Video report by Isle of Man reporter Joshua Stokes
A special service has been held at the Summerland memorial to remember 50 people who died in a major fire in 1973.
It is often referred to as the Isle of Man's biggest tragedy, with many still grieving from the disaster.
The blaze, on 2 August 1973, was sparked by three boys who were smoking in a disused kiosk.
Around 3,000 people were at the resort when the fire ripped through the building.
A public inquiry into the fire in 1974 found there were "no villains" - just human beings who made mistakes.
According to the Summerland Fire Commission report, the disaster will "remain a permanent scar in the minds of Manxmen".
The remains of the Summerland site are still visible on Douglas Promenade today.
Summerland opened on 25 May 1971 and was designed to accommodate up to 10,000 tourists as one of the largest entertainment centres in the world.
The venue attracted thousands of people to the island due to the wide range of entertainment inside.
It had a dance hall, a rollerskating rink, five floors of holiday games and multiple restaurants and bars.
The remains of the original Summerland are still visible on Douglas promenade, and are owned by the Isle of Man Government.
In a statement a spokesperson said: "The Summerland site remains in the ownership of the Isle of Man Government and continues to be marketed for development on its behalf.

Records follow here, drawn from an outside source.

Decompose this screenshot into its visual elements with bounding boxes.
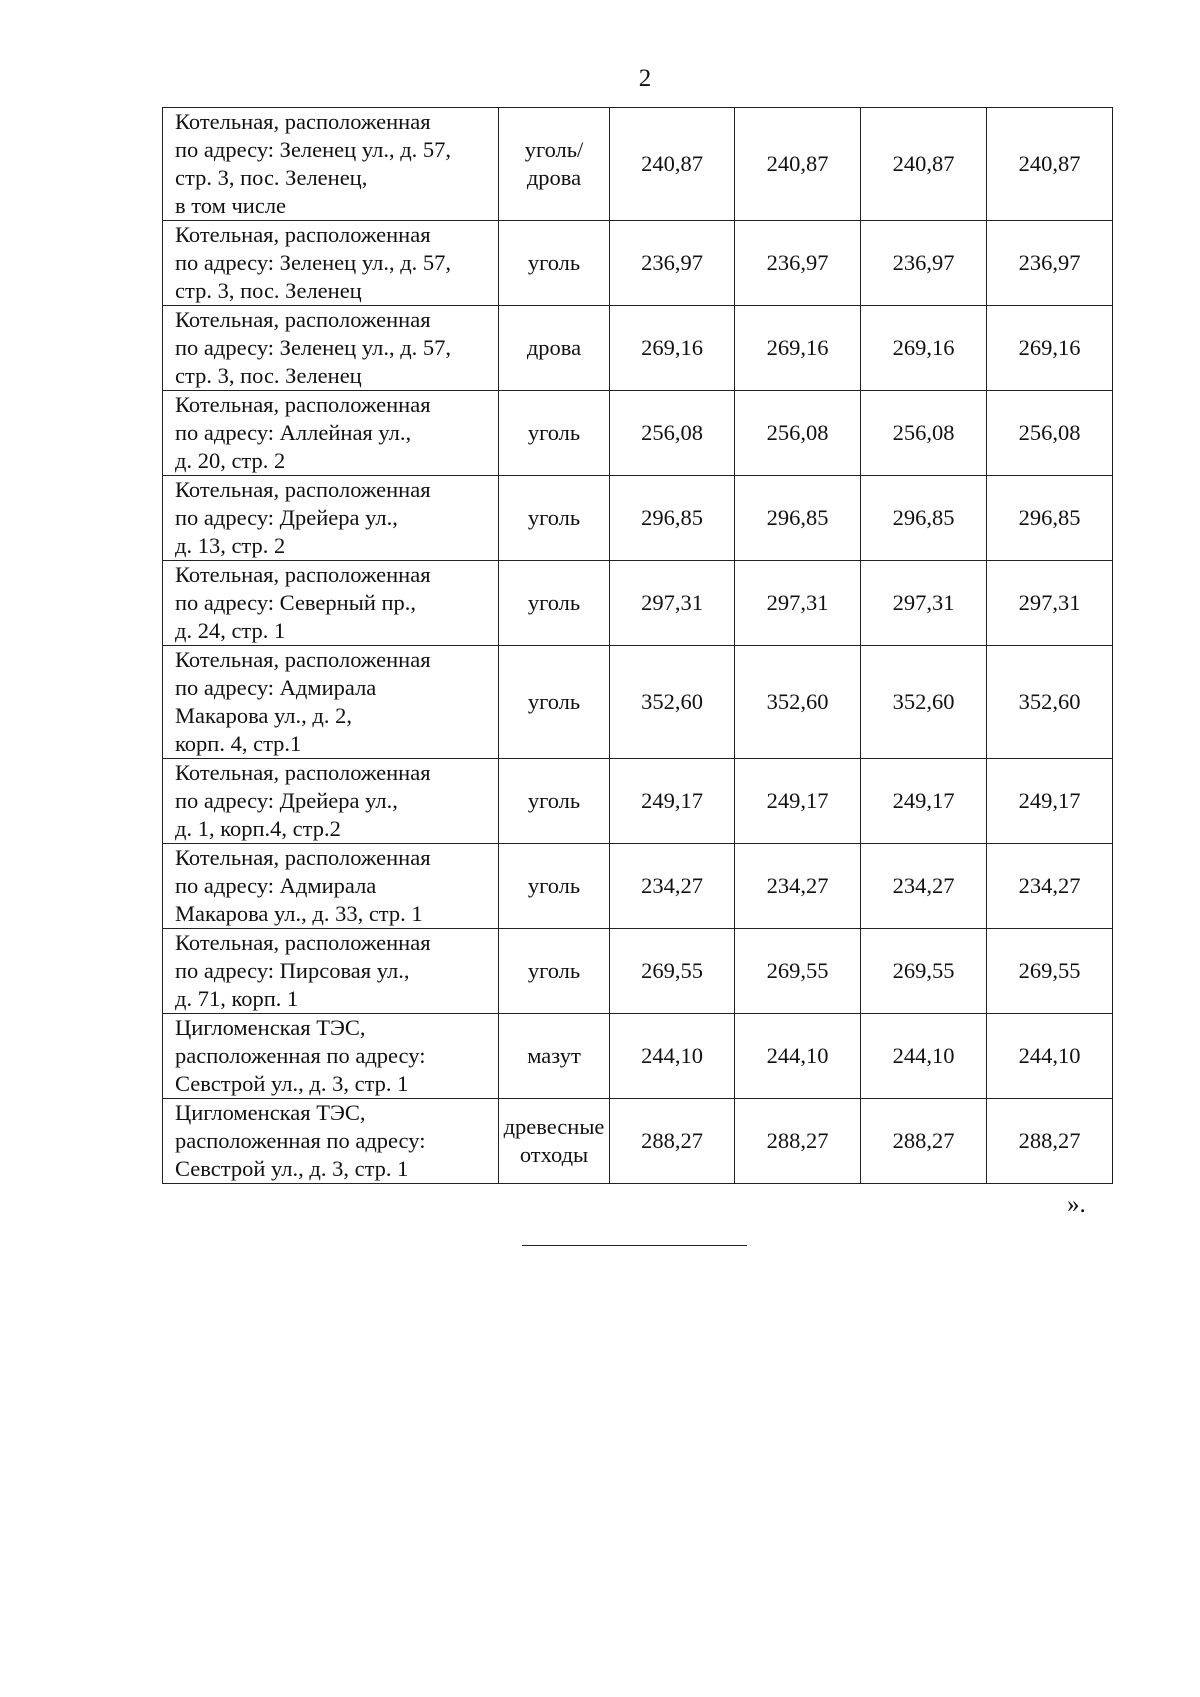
- fuel-type-cell: [499, 1099, 610, 1184]
- closing-quote: ».: [1067, 1191, 1086, 1218]
- fuel-type: уголь: [527, 689, 581, 714]
- fuel-type-cell: [499, 561, 610, 646]
- table-row: [163, 759, 1113, 844]
- facility-name: Цигломенская ТЭС, расположенная по адресу: Севстрой ул., д. 3, стр. 1: [175, 1015, 426, 1096]
- fuel-type: уголь/ дрова: [524, 137, 584, 190]
- table-row: [163, 561, 1113, 646]
- facility-name-cell: [163, 1099, 499, 1184]
- tariff-value-3: 236,97: [861, 221, 987, 306]
- tariff-value-2: 269,16: [735, 306, 861, 391]
- facility-name-cell: [163, 108, 499, 221]
- tariff-value-4: 297,31: [987, 561, 1113, 646]
- tariff-value-3: 269,16: [861, 306, 987, 391]
- tariff-value-1: 297,31: [610, 561, 735, 646]
- tariff-value-2: 244,10: [735, 1014, 861, 1099]
- fuel-type: уголь: [527, 590, 581, 615]
- facility-name-cell: [163, 929, 499, 1014]
- tariff-value-4: 288,27: [987, 1099, 1113, 1184]
- fuel-type: мазут: [527, 1043, 581, 1068]
- tariff-value-4: 352,60: [987, 646, 1113, 759]
- fuel-type: дрова: [526, 335, 582, 360]
- tariff-value-4: 240,87: [987, 108, 1113, 221]
- tariff-value-1: 269,55: [610, 929, 735, 1014]
- tariff-value-4: 256,08: [987, 391, 1113, 476]
- tariff-value-1: 288,27: [610, 1099, 735, 1184]
- tariff-value-2: 256,08: [735, 391, 861, 476]
- tariff-value-2: 249,17: [735, 759, 861, 844]
- table-row: [163, 108, 1113, 221]
- facility-name: Котельная, расположенная по адресу: Дрейера ул., д. 1, корп.4, стр.2: [175, 760, 431, 841]
- page-number: 2: [638, 65, 652, 92]
- fuel-type-cell: [499, 391, 610, 476]
- tariff-value-2: 288,27: [735, 1099, 861, 1184]
- facility-name: Котельная, расположенная по адресу: Зеленец ул., д. 57, стр. 3, пос. Зеленец: [175, 307, 452, 388]
- facility-name: Котельная, расположенная по адресу: Аллейная ул., д. 20, стр. 2: [175, 392, 431, 473]
- tariff-value-3: 297,31: [861, 561, 987, 646]
- tariff-value-2: 234,27: [735, 844, 861, 929]
- fuel-type: уголь: [527, 958, 581, 983]
- fuel-type-cell: [499, 759, 610, 844]
- tariff-value-1: 256,08: [610, 391, 735, 476]
- tariff-value-1: 352,60: [610, 646, 735, 759]
- facility-name-cell: [163, 844, 499, 929]
- fuel-type: уголь: [527, 788, 581, 813]
- table-row: [163, 476, 1113, 561]
- facility-name-cell: [163, 561, 499, 646]
- tariff-value-2: 236,97: [735, 221, 861, 306]
- tariff-value-1: 240,87: [610, 108, 735, 221]
- table-row: [163, 306, 1113, 391]
- tariff-value-1: 234,27: [610, 844, 735, 929]
- tariff-value-2: 240,87: [735, 108, 861, 221]
- tariff-value-3: 296,85: [861, 476, 987, 561]
- tariff-value-3: 234,27: [861, 844, 987, 929]
- tariff-value-3: 288,27: [861, 1099, 987, 1184]
- fuel-type-cell: [499, 306, 610, 391]
- facility-name-cell: [163, 306, 499, 391]
- tariff-value-4: 234,27: [987, 844, 1113, 929]
- table-row: [163, 391, 1113, 476]
- table-row: [163, 1099, 1113, 1184]
- tariff-value-4: 244,10: [987, 1014, 1113, 1099]
- facility-name: Котельная, расположенная по адресу: Северный пр., д. 24, стр. 1: [175, 562, 431, 643]
- tariff-value-1: 236,97: [610, 221, 735, 306]
- facility-name-cell: [163, 759, 499, 844]
- tariff-value-1: 244,10: [610, 1014, 735, 1099]
- fuel-type-cell: [499, 108, 610, 221]
- fuel-type: уголь: [527, 250, 581, 275]
- facility-name-cell: [163, 476, 499, 561]
- tariff-table: [162, 107, 1113, 1184]
- fuel-type-cell: [499, 844, 610, 929]
- tariff-value-1: 249,17: [610, 759, 735, 844]
- end-divider: [522, 1245, 747, 1246]
- fuel-type: уголь: [527, 873, 581, 898]
- tariff-value-3: 352,60: [861, 646, 987, 759]
- facility-name: Котельная, расположенная по адресу: Адмирала Макарова ул., д. 33, стр. 1: [175, 845, 431, 926]
- table-row: [163, 1014, 1113, 1099]
- fuel-type: уголь: [527, 505, 581, 530]
- fuel-type-cell: [499, 476, 610, 561]
- facility-name: Цигломенская ТЭС, расположенная по адресу: Севстрой ул., д. 3, стр. 1: [175, 1100, 426, 1181]
- fuel-type-cell: [499, 221, 610, 306]
- tariff-value-3: 249,17: [861, 759, 987, 844]
- tariff-value-4: 249,17: [987, 759, 1113, 844]
- facility-name: Котельная, расположенная по адресу: Зеленец ул., д. 57, стр. 3, пос. Зеленец, в том числе: [175, 109, 452, 218]
- tariff-value-2: 352,60: [735, 646, 861, 759]
- tariff-value-1: 296,85: [610, 476, 735, 561]
- table-row: [163, 844, 1113, 929]
- fuel-type-cell: [499, 1014, 610, 1099]
- tariff-value-4: 236,97: [987, 221, 1113, 306]
- tariff-value-2: 269,55: [735, 929, 861, 1014]
- facility-name-cell: [163, 1014, 499, 1099]
- table-row: [163, 646, 1113, 759]
- tariff-value-4: 296,85: [987, 476, 1113, 561]
- facility-name: Котельная, расположенная по адресу: Пирсовая ул., д. 71, корп. 1: [175, 930, 431, 1011]
- tariff-value-2: 297,31: [735, 561, 861, 646]
- tariff-value-3: 269,55: [861, 929, 987, 1014]
- facility-name: Котельная, расположенная по адресу: Зеленец ул., д. 57, стр. 3, пос. Зеленец: [175, 222, 452, 303]
- tariff-value-2: 296,85: [735, 476, 861, 561]
- fuel-type: древесные отходы: [503, 1114, 605, 1167]
- table-row: [163, 221, 1113, 306]
- facility-name: Котельная, расположенная по адресу: Дрейера ул., д. 13, стр. 2: [175, 477, 431, 558]
- tariff-value-4: 269,55: [987, 929, 1113, 1014]
- tariff-value-3: 244,10: [861, 1014, 987, 1099]
- tariff-value-3: 240,87: [861, 108, 987, 221]
- facility-name-cell: [163, 221, 499, 306]
- fuel-type-cell: [499, 646, 610, 759]
- tariff-value-4: 269,16: [987, 306, 1113, 391]
- fuel-type: уголь: [527, 420, 581, 445]
- facility-name-cell: [163, 391, 499, 476]
- facility-name: Котельная, расположенная по адресу: Адмирала Макарова ул., д. 2, корп. 4, стр.1: [175, 647, 431, 756]
- facility-name-cell: [163, 646, 499, 759]
- tariff-value-1: 269,16: [610, 306, 735, 391]
- fuel-type-cell: [499, 929, 610, 1014]
- tariff-value-3: 256,08: [861, 391, 987, 476]
- table-row: [163, 929, 1113, 1014]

A programme of surveying work is being undertaken by the Manx Development Corporation to assist with this process."
The annual commemoration service took place from 7:00pm in the Kaye Memorial Garden on Queen’s Promenade.
Mayor of Douglas, Councillor Janet Thommeny, presided at the service and the Mayor’s Chaplain, the Reverend Dr Michael Brydon, offered prayers before a minute’s silence was observed.